Another strong indication for surgery is the presence of multiple injuries. If the patient has been in an accident with fractures to the legs or the other arm it may be better to fix the fractured humerus so that the arm can be moved as one. It is very awkward to nurse a patient with a cast on the arm and a broken leg. Using crutches may be difficult until the fractured arm is strong enough. This stage is reached more quickly with surgical fixation.

The third major reason of undertaking surgery to fix a fractured humerus is when the result from non-operative treatment would be un-acceptable in the judgement of the surgeon or after discussion with the patient. Fracture patterns which would result in unacceptable malunion or have a very high risk of nonunion would come into this category. The patient may prefer to have surgery in order to speed up recovery.

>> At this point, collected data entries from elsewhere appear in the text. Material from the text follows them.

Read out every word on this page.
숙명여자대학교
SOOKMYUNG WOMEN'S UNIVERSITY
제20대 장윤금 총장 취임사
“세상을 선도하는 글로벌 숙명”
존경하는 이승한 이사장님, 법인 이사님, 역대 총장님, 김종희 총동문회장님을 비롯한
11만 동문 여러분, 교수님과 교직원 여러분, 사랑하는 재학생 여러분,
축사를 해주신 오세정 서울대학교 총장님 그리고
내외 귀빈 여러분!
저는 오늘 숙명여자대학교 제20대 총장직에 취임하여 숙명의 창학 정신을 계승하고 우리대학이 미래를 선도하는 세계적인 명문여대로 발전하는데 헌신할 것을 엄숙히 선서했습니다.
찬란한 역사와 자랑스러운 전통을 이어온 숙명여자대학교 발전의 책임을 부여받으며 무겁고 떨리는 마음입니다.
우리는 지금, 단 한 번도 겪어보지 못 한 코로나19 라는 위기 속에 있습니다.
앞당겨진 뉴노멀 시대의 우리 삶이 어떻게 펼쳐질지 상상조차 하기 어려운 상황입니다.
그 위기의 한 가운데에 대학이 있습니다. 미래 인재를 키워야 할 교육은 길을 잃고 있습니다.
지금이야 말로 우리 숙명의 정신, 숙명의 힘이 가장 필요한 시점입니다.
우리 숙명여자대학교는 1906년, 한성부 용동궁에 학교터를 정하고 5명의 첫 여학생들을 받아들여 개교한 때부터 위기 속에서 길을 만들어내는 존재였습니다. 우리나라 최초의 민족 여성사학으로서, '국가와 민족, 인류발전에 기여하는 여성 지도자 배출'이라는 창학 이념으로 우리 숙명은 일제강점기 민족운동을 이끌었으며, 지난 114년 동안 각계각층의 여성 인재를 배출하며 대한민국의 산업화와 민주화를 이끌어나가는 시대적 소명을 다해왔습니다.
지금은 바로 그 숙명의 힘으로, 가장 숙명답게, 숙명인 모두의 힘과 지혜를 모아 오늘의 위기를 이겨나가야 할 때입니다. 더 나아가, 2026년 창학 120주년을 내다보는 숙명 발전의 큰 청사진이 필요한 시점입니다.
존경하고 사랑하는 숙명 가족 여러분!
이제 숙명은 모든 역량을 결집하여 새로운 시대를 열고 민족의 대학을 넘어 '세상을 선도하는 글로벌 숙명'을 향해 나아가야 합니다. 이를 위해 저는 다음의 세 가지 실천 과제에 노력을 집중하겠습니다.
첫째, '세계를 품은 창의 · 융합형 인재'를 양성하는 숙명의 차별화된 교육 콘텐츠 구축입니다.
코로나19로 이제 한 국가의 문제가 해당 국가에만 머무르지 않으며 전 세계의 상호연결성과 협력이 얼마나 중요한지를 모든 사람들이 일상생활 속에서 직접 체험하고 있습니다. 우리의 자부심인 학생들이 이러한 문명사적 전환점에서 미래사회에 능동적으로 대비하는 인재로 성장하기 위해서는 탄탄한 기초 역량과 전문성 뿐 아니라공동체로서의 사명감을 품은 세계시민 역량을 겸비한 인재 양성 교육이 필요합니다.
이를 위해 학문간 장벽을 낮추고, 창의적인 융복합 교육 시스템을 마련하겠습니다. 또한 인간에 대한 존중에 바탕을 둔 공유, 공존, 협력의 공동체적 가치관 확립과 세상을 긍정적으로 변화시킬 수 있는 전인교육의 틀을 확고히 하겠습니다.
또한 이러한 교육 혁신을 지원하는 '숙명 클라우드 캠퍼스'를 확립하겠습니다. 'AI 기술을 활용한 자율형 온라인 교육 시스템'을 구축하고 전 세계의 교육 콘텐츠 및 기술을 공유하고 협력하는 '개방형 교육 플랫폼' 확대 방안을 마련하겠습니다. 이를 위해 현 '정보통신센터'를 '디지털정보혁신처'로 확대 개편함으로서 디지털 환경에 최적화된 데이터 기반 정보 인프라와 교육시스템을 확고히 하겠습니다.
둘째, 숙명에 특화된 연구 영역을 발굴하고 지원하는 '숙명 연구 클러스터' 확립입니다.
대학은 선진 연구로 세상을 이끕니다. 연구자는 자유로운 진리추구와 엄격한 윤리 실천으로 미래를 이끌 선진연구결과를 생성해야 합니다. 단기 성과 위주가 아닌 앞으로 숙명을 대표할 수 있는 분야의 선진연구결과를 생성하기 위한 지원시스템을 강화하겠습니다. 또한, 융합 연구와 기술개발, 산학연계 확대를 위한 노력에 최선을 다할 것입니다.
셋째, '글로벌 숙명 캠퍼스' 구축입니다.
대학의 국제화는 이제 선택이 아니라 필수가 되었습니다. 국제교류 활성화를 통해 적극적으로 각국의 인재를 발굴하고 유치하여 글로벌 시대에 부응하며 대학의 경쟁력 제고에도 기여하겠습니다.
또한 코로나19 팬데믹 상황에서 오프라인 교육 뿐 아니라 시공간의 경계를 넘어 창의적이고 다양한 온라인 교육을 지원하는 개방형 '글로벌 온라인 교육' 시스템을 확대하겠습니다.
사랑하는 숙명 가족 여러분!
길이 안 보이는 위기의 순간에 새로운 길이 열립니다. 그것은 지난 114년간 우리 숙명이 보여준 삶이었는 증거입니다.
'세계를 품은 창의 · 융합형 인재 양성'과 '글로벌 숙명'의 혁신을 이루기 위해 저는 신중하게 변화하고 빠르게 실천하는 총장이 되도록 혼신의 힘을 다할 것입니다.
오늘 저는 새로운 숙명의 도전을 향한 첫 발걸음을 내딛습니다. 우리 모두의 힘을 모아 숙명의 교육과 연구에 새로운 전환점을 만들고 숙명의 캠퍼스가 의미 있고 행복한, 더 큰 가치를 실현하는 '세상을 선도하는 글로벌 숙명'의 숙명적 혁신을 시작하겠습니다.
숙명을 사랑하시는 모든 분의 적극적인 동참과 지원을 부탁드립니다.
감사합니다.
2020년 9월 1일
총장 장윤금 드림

There are three types of surgery used to fix fractures of the humerus:

  • Internal fixation with a plate and screws
  • Internal fixation with an intramedullary rod
  • External fixation

Internal fixation with a plate and screws



The operation with plate and screws requires opening up the fracture, exposing the bone and putting the fragments together then holding them in place with screws from a metal plate going into the bone. This system affords rigid secure fixation and can also compress the bone fragments together. This aids healing. Exposure of the fracture site makes it possible to reduce the fragments exactly but it does disturb the blood supply of the fracture site. Bone graft can be placed in the fracture site to help healing if considered necessary.

Removal of the implant (plate and screws) may be considered after the fracture has healed and consolidated especially if the site is tender or aching. This operation requires a repeat of the exposure of the site but recovery is much quicker as the bone does not need major healing.

Internal fixation with an intramedullary rod



With intramedullary fixation (IM rod) of the humerus the fracture is reduced indirectly by manipulation without opening it up. A small exposure is made at the shoulder and a metal rod is inserted into the bone at the shoulder, passed down inside the bone and across the fracture into the lower fragment. This lines up the bone fragments correctly. The bone is held securely by screws passed through the bone and into the rod at both ends.

The main advantage of this method of fixation is that the fracture site is not disturbed so the blood supply of the bone fragments may survive better. It is also very strong mechanically. Technically it is a difficult operation requiring special instruments and an X-ray system to view the fracture during the surgery. The top end of the rod may be irritating and make shoulder movement painful. It is almost always necessary to remove the rod once the fracture has healed. Removal of the rod is a relatively minor operation which does require an anesthetic but is usually done as a day surgery procedure.

External fixation



With external fixation, strong metal pins are inserted into the bone fragments above and below the fracture. The pins are firmly attached to a frame that spans across the fracture. This holds the fragments immobile while the bone heals. The arm itself can move while in the frame so hand and elbow function does not deteriorate. Because the alignment of the fracture can be adjusted after the frame has been applied this technique is often used for the more complicated fractures and ones in which there is bone loss. The disadvantage is a higher incidence of infection where the pins go through the skin. If this technique is used the pins and the frame are removed as soon as the bone has healed sufficiently. This procedure does not usually require an anesthetic. The fracture may need to be protected in a brace for a period after removal of the frame.